The quality and coherence of the generated text depend on the specific GPT model and the quality of the training data used to train it. The generated text may be difficult to understand if the training data is of low quality or contains errors, the generated text may also be difficult to understand.
GPTs can be prone to biased output if the training data contains biased language or representations of certain groups. It is important to be aware of this and take steps to mitigate bias in the training data.
GPTs require many computational resources to train and use and can be expensive to implement at scale.
GPTs can only sometimes capture the subtleties of human language, and they may struggle with tasks that require a deeper understanding of context or meaning.
Is ChatGPT capable of overcoming Google?
No, the flat answer to this question.

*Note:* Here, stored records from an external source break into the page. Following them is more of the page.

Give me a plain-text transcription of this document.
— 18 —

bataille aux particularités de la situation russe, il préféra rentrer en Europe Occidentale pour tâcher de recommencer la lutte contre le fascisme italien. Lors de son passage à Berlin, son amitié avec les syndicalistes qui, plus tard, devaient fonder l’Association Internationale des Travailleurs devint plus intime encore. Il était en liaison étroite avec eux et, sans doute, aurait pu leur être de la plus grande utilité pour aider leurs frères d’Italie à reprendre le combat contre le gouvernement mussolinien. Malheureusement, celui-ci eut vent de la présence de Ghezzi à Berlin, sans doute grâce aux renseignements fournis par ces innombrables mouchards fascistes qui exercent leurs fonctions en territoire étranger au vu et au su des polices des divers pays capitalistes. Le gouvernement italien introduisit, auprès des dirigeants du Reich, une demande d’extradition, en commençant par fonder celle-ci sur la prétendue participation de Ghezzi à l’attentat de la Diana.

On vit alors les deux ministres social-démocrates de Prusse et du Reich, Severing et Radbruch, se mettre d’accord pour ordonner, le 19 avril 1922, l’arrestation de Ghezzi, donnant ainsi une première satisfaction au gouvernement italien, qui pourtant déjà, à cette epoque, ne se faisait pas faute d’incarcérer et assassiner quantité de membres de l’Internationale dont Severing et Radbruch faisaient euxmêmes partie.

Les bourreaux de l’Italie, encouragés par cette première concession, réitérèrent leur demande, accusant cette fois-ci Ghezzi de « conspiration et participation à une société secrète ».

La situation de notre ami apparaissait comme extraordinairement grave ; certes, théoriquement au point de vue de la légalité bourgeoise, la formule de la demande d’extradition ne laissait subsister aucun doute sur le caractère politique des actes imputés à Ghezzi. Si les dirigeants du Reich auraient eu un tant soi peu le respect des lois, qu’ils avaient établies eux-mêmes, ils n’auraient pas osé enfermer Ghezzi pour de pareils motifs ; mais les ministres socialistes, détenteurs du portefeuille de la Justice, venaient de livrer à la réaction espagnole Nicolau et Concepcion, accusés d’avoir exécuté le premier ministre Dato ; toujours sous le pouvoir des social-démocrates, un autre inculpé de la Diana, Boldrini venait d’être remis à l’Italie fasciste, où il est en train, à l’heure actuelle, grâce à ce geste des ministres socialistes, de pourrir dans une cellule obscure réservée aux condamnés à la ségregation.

Google has been collecting and feeding data to its model for years, and the amount of data it has provided is immense, whereas, even if ChatGPT starts its journey today, it will take years for the model to gather and learn from the responses. So, it won’t be replacing Google for some time now, but the CEO of OpenAI, Sam Altman, stated that the GPT-3 model is getting a bit more recognition as it is just a glimpse of what they are planning to achieve with AI and ML in the coming years.